L’année portait le matricule 97. 1997.
La place du Capitole était occupée par le « Forum des langues du monde », manifestation complètement dingue organisée annuellement par un personnage tout ce qu’il y a de plus extraordinaire, un dénommé Claude Sicre, animateur et agitateur social, occitaniste, universaliste, musicien du groupe de rock occitan les « Fabulous troubadours », poète et prophète d’une humanité régénérée par la fraternité et la discussion permanente. Sous de petites tentes, chaque pays présentait sa langue, son alphabet, ses dictionnaires, ses ouvrages littéraires et autres.
Quand j’avais reçu l’invitation de Claude Sicre, j’avais au départ haussé les épaules. Pourquoi faire 7.000kms pour participer à une manifestation d’oeucuménisme linguistique alors que ma langue, le créole, était méprisée, piétinée, par un pouvoir d’état qui lui interdisait, sauf à doses homéopathiques, l’école, l’université, les médias etc.

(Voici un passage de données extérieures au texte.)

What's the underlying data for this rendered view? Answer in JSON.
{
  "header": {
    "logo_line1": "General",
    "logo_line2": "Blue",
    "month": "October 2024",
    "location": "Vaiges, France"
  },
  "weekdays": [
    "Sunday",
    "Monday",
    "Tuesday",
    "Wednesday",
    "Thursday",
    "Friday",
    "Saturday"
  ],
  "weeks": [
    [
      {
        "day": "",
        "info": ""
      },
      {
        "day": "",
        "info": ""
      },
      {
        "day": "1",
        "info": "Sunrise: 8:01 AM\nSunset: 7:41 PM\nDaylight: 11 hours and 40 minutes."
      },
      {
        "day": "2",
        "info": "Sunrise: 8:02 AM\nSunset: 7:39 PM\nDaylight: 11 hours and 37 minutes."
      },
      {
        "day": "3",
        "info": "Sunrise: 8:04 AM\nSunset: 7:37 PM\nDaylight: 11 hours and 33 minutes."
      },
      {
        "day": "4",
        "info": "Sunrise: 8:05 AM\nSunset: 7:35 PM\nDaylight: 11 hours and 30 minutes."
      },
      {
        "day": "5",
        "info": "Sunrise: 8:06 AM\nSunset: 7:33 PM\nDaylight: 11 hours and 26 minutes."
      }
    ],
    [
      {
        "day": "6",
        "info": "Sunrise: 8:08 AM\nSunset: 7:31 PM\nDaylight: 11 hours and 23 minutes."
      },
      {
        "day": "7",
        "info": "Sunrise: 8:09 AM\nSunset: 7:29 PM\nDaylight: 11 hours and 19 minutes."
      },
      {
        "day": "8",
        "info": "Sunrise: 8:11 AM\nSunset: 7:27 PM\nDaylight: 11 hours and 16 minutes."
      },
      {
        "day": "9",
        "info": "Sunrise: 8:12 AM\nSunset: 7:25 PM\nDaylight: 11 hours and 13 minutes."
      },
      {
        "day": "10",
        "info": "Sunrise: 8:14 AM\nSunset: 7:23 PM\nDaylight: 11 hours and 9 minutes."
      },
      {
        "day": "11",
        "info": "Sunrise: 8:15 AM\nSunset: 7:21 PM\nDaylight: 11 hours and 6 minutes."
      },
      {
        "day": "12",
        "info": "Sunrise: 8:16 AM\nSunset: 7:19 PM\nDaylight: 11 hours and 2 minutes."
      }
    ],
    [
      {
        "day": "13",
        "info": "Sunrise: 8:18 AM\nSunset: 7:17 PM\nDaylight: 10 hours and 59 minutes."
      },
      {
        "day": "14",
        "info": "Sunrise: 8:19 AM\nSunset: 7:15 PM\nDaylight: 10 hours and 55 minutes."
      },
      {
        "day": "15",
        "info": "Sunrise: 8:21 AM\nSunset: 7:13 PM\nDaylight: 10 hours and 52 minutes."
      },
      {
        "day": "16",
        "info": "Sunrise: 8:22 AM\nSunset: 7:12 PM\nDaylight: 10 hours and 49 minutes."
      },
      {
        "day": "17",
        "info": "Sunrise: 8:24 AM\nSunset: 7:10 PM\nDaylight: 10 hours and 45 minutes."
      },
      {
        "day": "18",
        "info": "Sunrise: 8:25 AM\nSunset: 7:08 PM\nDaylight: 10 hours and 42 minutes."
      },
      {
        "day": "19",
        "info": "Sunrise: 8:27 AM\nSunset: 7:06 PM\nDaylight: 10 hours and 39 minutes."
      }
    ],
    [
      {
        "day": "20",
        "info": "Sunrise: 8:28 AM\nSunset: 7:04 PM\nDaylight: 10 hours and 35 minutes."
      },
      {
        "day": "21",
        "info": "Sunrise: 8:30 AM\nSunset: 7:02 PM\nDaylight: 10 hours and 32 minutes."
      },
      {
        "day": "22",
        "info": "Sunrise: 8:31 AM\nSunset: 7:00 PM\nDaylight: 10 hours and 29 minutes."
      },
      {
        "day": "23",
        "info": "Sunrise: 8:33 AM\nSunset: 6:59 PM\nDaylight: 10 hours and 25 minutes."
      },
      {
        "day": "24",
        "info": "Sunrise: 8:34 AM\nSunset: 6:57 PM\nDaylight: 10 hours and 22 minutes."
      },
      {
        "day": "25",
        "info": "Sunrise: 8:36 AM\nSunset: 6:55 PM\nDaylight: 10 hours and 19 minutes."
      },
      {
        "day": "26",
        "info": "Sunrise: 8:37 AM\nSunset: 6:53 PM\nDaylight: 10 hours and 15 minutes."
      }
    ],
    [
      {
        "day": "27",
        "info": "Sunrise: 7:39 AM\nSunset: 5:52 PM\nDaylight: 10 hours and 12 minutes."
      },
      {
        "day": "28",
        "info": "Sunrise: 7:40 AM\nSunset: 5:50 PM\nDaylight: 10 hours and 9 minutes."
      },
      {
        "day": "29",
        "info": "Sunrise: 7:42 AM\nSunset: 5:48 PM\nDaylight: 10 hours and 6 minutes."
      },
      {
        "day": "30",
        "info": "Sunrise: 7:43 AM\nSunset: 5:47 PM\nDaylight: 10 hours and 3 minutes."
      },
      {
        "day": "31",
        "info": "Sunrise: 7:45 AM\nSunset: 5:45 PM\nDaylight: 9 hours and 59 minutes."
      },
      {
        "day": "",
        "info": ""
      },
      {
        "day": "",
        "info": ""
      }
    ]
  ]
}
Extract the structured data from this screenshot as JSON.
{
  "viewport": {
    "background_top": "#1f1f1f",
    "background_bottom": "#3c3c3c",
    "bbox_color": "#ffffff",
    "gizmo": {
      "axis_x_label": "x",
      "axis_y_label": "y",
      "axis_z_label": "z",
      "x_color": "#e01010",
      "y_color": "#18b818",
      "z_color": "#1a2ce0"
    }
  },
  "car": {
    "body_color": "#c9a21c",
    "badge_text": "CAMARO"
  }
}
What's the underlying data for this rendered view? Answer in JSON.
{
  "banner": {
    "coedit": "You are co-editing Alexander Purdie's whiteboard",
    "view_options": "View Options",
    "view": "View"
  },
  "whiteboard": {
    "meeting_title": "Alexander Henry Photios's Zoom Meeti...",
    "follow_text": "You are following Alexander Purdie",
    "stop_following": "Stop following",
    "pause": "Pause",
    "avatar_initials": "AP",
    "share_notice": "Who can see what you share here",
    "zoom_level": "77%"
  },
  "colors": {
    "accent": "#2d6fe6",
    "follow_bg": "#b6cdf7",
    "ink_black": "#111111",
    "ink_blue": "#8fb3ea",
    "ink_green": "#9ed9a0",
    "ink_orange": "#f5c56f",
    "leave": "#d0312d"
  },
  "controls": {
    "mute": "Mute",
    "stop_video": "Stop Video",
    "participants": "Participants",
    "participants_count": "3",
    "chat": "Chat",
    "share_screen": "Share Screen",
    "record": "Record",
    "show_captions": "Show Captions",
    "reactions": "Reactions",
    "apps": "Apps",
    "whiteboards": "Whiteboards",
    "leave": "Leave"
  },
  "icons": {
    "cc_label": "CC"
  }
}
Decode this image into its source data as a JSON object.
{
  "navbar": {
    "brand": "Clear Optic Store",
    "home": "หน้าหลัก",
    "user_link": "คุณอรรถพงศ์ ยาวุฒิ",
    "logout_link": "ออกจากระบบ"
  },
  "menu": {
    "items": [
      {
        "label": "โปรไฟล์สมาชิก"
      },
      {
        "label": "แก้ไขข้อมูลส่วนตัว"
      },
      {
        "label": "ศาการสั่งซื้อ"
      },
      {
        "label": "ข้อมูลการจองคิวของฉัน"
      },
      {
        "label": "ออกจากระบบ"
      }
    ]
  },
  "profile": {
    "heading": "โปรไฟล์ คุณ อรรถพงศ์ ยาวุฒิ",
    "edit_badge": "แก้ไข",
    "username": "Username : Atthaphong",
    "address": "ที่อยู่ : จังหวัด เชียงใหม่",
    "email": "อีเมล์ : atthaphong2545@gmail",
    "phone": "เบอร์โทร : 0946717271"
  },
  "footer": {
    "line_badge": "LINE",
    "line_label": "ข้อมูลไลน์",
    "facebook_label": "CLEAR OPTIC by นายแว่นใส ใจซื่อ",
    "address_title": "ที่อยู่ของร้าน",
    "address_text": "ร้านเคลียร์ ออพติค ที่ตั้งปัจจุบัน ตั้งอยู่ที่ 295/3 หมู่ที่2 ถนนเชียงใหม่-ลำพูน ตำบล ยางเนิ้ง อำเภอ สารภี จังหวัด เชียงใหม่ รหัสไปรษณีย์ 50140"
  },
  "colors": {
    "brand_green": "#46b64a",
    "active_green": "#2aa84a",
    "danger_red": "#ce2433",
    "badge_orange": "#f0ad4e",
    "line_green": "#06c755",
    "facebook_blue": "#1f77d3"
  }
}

Une fois sur place, je compris sa démarche : cet étalement de langues en place publique visait d’abord à renvoyer dos à dos deux intégrismes linguistiques : celui, scélérat, de l’Etat jacobin qui jusqu’à aujourd’hui s’emploie à minorer l’occitan alors que ce dernier ne représente plus aucun danger pour la langue de la République une et indivisible à savoir le français ; l’autre, pathétique, des militants de l’occitan, mes frères, qui voyant mourir à petit feu leur langue, se braquaient dans une défense quelque peu agressive de cette dernière. Derrière ses airs de baba-cool soixantuitard, Sicre était quelqu’un de subtil. De réaliste aussi.
Quelqu’un qui inventa les repas de quartier dans la rue. Les beaux jours arrivés, dans certaines quartiers de Toulouse, tous les voisins dressent des tables, le soir, en pleine rue, apportent de quoi manger et boire et fraternisent jusqu’à très tard.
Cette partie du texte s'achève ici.